Over 50% established African entrepreneurs are equipping young ones with necessary entrepreneurship skills. Ernst and Young, a global leading professional services organization, which helps companies across the world to identify and capitalize on business opportunities, has found.
The world leading tax and assurance organization discovered this through its fourth annual EY Global Center for Entrepreneurship and Innovation survey. The survey sampled the views of more than 2,000 entrepreneurs in March 2015 from around the world, representing 13 key global economies, on their economic confidence and outlook on job growth. “Separately, we surveyed 2,807 aged 18-25 in 13 key global markets. The sample represents a combination of students, workers in their first jobs and those looking for work,” the study stated.
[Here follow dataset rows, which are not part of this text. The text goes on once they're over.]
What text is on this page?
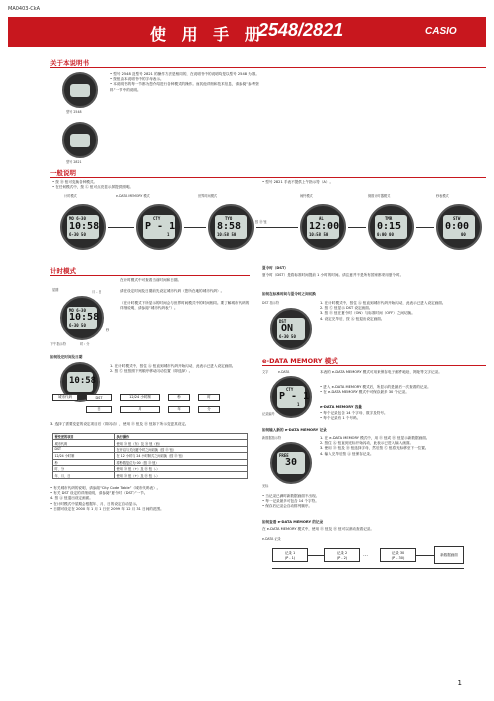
MA0403-CkA
使 用 手 册
2548/2821	CASIO
关于本说明书
型号 2548
型号 2821
• 型号 2548 及型号 2821 的操作方法是相同的，在说明书中的说明均是以型号 2548 为准。
• 按钮由本说明书中的字母表示。
• 本说明书的每一节都为您介绍进行各种模式的操作。而其他详细和技术信息，请参阅“参考资料”一节中的说明。
一般说明
• 按 Ⓑ 钮可变换各种模式。
• 在任何模式中，按 Ⓛ 钮可点亮显示屏提供照明。
• 型号 2821 手表不提供上午指示符（A）。
计时模式	e-DATA MEMORY 模式	世界时间模式	闹铃模式	倒数计时器模式	秒表模式
MO 6-30
10:58
6-30 50
CTY
P - 1
1
TYO
8:58
10:58 50
AL
12:00
10:58 50
TMR
0:15
0:00 00
STW
0:00
00
按 Ⓑ 钮
计时模式
在计时模式中可查看当前时间和日期。
MO 6-30
10:58
6-30 50
星期	月 - 日
下午指示符	时 : 分
秒
请在设定时间及日期前先设定城市代码（您所在地的城市代码）。
（在计时模式下所显示的时间会与世界时间模式中的时间相同。要了解城市代码的详细说明，请参阅“城市代码表”）。
如何设定时间及日期
10:58
1. 在计时模式中，按住 Ⓐ 钮直到城市代码开始闪动，此表示已进入设定画面。
2. 按 Ⓒ 钮按照下列顺序移动闪动位置（即选择）。
城市代码	DST	12/24 小时制	秒	时
分
年
月
日
3. 选择了需要变更的设定项目后（即闪动），使用 Ⓓ 钮及 Ⓑ 钮如下所示变更其设定。
要变更的项目	执行操作
城市代码	使用 Ⓓ 钮（东）及 Ⓑ 钮（西）
DST	在开启与关闭夏令时之间切换（按 Ⓓ 钮）
12/24 小时制	在 12 小时与 24 小时制式之间切换（按 Ⓓ 钮）
秒	将秒数复位为 00（按 Ⓓ 钮）
时、分	使用 Ⓓ 钮（+）及 Ⓑ 钮（-）
年、月、日	使用 Ⓓ 钮（+）及 Ⓑ 钮（-）
• 有关城市代码的说明，请参阅“City Code Table”（城市代码表）。
• 有关 DST 设定的详细说明，请参阅“夏令时（DST）”一节。
4. 按 Ⓐ 钮退出设定画面。
• 在计时模式中星期会根据年、月、日的设定自动显示。
• 日期可设定在 2000 年 1 月 1 日至 2099 年 12 月 31 日间的范围。
夏令时（DST）
夏令时（DST）是将标准时间提前 1 小时的时间。请注意并不是所有国家都采用夏令时。
如何在标准时间与夏令时之间切换
DST 指示符
DST
ON
6-30 50
1. 在计时模式中，按住 Ⓐ 钮直到城市代码开始闪动，此表示已进入设定画面。
2. 按 Ⓒ 钮显示 DST 设定画面。
3. 按 Ⓓ 钮在夏令时（ON）与标准时间（OFF）之间切换。
4. 设定完毕后，按 Ⓐ 钮退出设定画面。
e-DATA MEMORY 模式
文字	e-DATA
记录编号
CTY
P - 1
1
本表的 e-DATA MEMORY 模式可用来保存电子邮件地址、网址等文字记录。
• 进入 e-DATA MEMORY 模式后，所显示的是最后一次查看的记录。
• 在 e-DATA MEMORY 模式中可保存最多 30 个记录。
e-DATA MEMORY 容量
• 每个记录包含 14 个字母、数字及符号。
• 每个记录有 1 个号码。
如何输入新的 e-DATA MEMORY 记录
新数据指示符
光标
FREE
30
1. 在 e-DATA MEMORY 模式中，用 Ⓓ 钮或 Ⓑ 钮显示新数据画面。
2. 按住 Ⓐ 钮直到光标开始闪动，此表示已进入输入画面。
3. 使用 Ⓓ 钮及 Ⓑ 钮选择字母，然后按 Ⓒ 钮将光标移至下一位置。
4. 输入完毕后按 Ⓐ 钮保存记录。
• 当记录已满时新数据画面不出现。
• 每一记录最多可包含 14 个字符。
• 保存后记录会自动排列顺序。
如何查看 e-DATA MEMORY 的记录
在 e-DATA MEMORY 模式中，使用 Ⓓ 钮及 Ⓑ 钮可以滚动查看记录。
e-DATA 记录
记录 1
(P - 1)
记录 2
(P - 2)
记录 30
(P - 30)
新数据画面
…
1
With the various business training and counselling given by the successful entrepreneurs, the study found that entrepreneurial desire is considerably higher in sub-Saharan African. Over 30% and 20% of the entrepreneurs said they are inspiring young ones to follow their aspirations and role models for young people.

These visionary men and women, over the past four years of the survey, have proven themselves to be one of the greatest sources of sustainable economic growth. The percentage of the entrepreneurs, who guided and advised young people on how to enter the workplace increased from 26% to 44% in sub-Saharan Africa.

The study came at a time, when established entrepreneur, Mr Tony Elumelu, the founder and chairman, Tony Elumelu Foundation (TEF), has said that Africa has a number of young people with incredible dreams and business ideas but without the experience or the access to mentoring and support required in order to build a bankable business plan. “With no access to the right resources and lack of know-how, the ideas remain dreams in the hearts of the young African population.”